Tuesday, January 31, 2017

Love and Generations

Different generations have had different ideas of - and experiences with - love.

The World War II generation started their matches with love at first sight, and remained with one another their whole life. Their matches produced wholesome family existence. Love initiated; responsibility maintained; and the result was a generation that was in every way a success.

The baby boomers dreamed about love, but they were more into themselves. Being into themselves, they later decided that love was about such things as "seeking external validation," which they decided was wrong, as one was to validate - and love - oneself. This may have been the case for them; but it is not universal human reality. Love is not about what you feel about yourself but about what you feel about the other person. As baby boomers were branded with generational narcissism, any number of people started claiming that love, which has been one of their ideals, was narcissistic as well. This was a completely wrongful conclusion. Once again, love is not about what you feel about yourself. It is about what you feel about the other person.
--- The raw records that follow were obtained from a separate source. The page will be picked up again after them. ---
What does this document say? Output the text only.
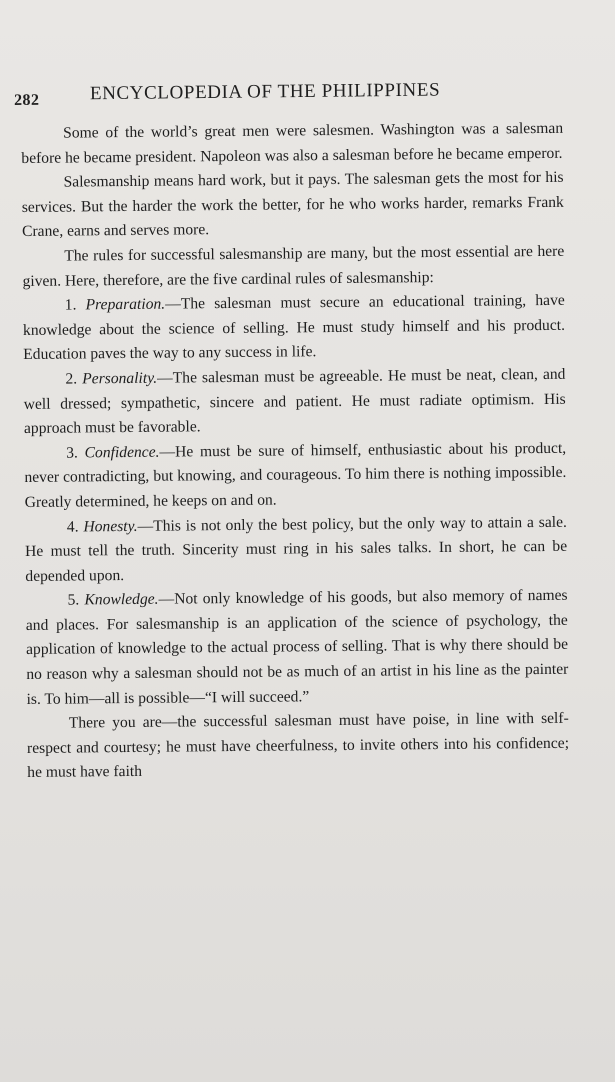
282	ENCYCLOPEDIA OF THE PHILIPPINES

Some of the world’s great men were salesmen. Washington was a salesman before he became president. Napoleon was also a salesman before he became emperor.

Salesmanship means hard work, but it pays. The salesman gets the most for his services. But the harder the work the better, for he who works harder, remarks Frank Crane, earns and serves more.

The rules for successful salesmanship are many, but the most essential are here given. Here, therefore, are the five cardinal rules of salesmanship:

1. Preparation.—The salesman must secure an educational training, have knowledge about the science of selling. He must study himself and his product. Education paves the way to any success in life.

2. Personality.—The salesman must be agreeable. He must be neat, clean, and well dressed; sympathetic, sincere and patient. He must radiate optimism. His approach must be favorable.

3. Confidence.—He must be sure of himself, enthusiastic about his product, never contradicting, but knowing, and courageous. To him there is nothing impossible. Greatly determined, he keeps on and on.

4. Honesty.—This is not only the best policy, but the only way to attain a sale. He must tell the truth. Sincerity must ring in his sales talks. In short, he can be depended upon.

5. Knowledge.—Not only knowledge of his goods, but also memory of names and places. For salesmanship is an application of the science of psychology, the application of knowledge to the actual process of selling. That is why there should be no reason why a salesman should not be as much of an artist in his line as the painter is. To him—all is possible—“I will succeed.”

There you are—the successful salesman must have poise, in line with self-respect and courtesy; he must have cheerfulness, to invite others into his confidence; he must have faith
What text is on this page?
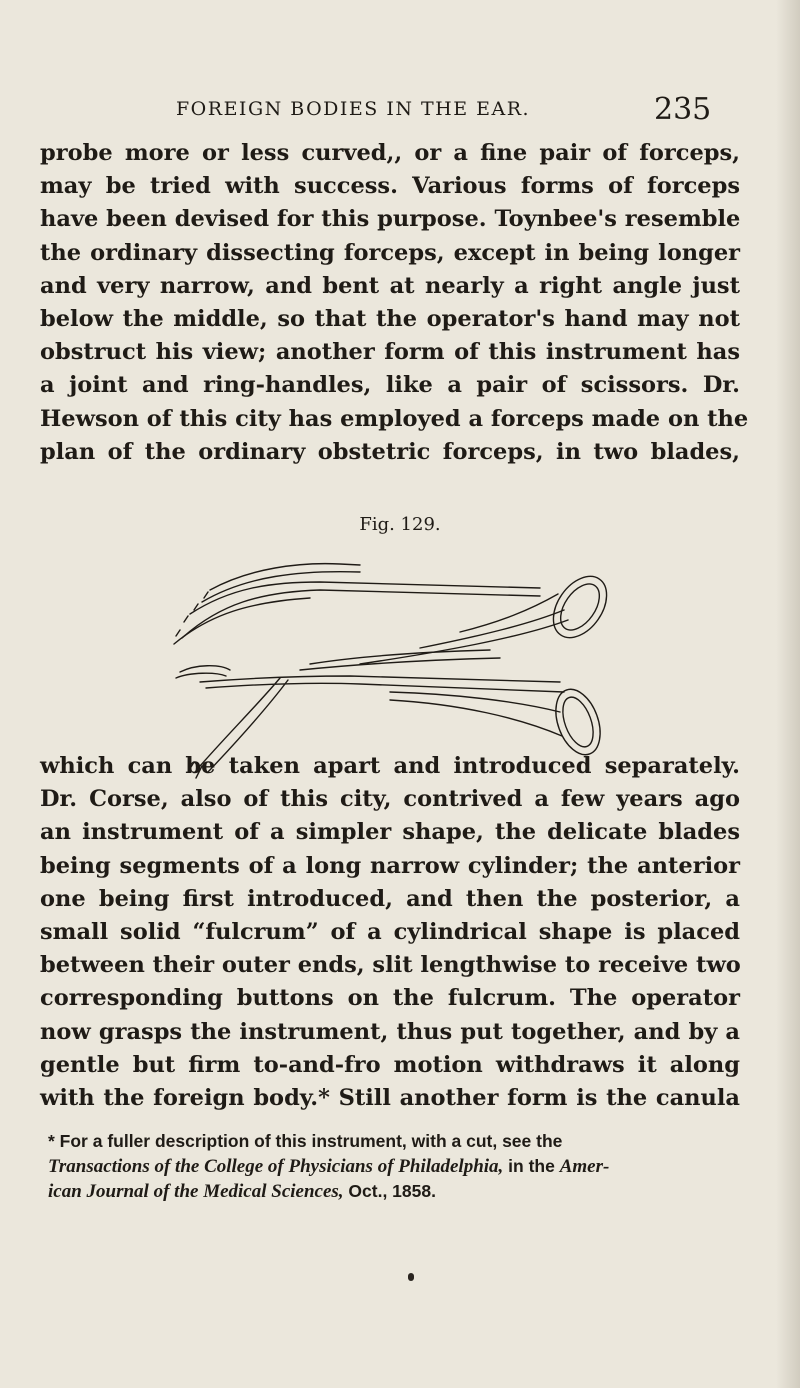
FOREIGN BODIES IN THE EAR.	235
probe more or less curved,, or a fine pair of forceps,
may be tried with success. Various forms of forceps
have been devised for this purpose. Toynbee's resemble
the ordinary dissecting forceps, except in being longer
and very narrow, and bent at nearly a right angle just
below the middle, so that the operator's hand may not
obstruct his view; another form of this instrument has
a joint and ring-handles, like a pair of scissors. Dr.
Hewson of this city has employed a forceps made on the
plan of the ordinary obstetric forceps, in two blades,
Fig. 129.
which can be taken apart and introduced separately.
Dr. Corse, also of this city, contrived a few years ago
an instrument of a simpler shape, the delicate blades
being segments of a long narrow cylinder; the anterior
one being first introduced, and then the posterior, a
small solid “fulcrum” of a cylindrical shape is placed
between their outer ends, slit lengthwise to receive two
corresponding buttons on the fulcrum. The operator
now grasps the instrument, thus put together, and by a
gentle but firm to-and-fro motion withdraws it along
with the foreign body.* Still another form is the canula
* For a fuller description of this instrument, with a cut, see the
Transactions of the College of Physicians of Philadelphia, in the Amer-
ican Journal of the Medical Sciences, Oct., 1858.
For Generation X, love was a completely inappropriate ideal. They wanted no such thing. They wanted careers; they wanted a working society; they wanted stability and structure. In their view, love was a distraction; according to some, even something that was in violation of social peace. Not only did they not want love, but they thought that it was a bad thing. Unfortunately many of their attitudes have found a way to express themselves in society.

By the time my generation came along, love was under attack from all directions. Disappointed baby boomers, cynical-minded Gen-Xers, vicious feminists, predatory lawyers, New Age psychologists, you name it. Whatever matches were made, were under a lot of attack and under a lot of disadvantage. The people who were most interested in love were in one or another bind. This of course reinforced the false claim that something was wrong with love, or with wanting to love and be loved.

The millenials appear to be of quite intense temperament. As teenagers, they pioneered the emo movement; and for them love is very much an appropriate pursuit. Maybe the mistakes of baby boomers and gen-Xers can be forgotten, and love can again blossom. Not everyone will want it, and that is to be expected. But those who do want it should be able to have it.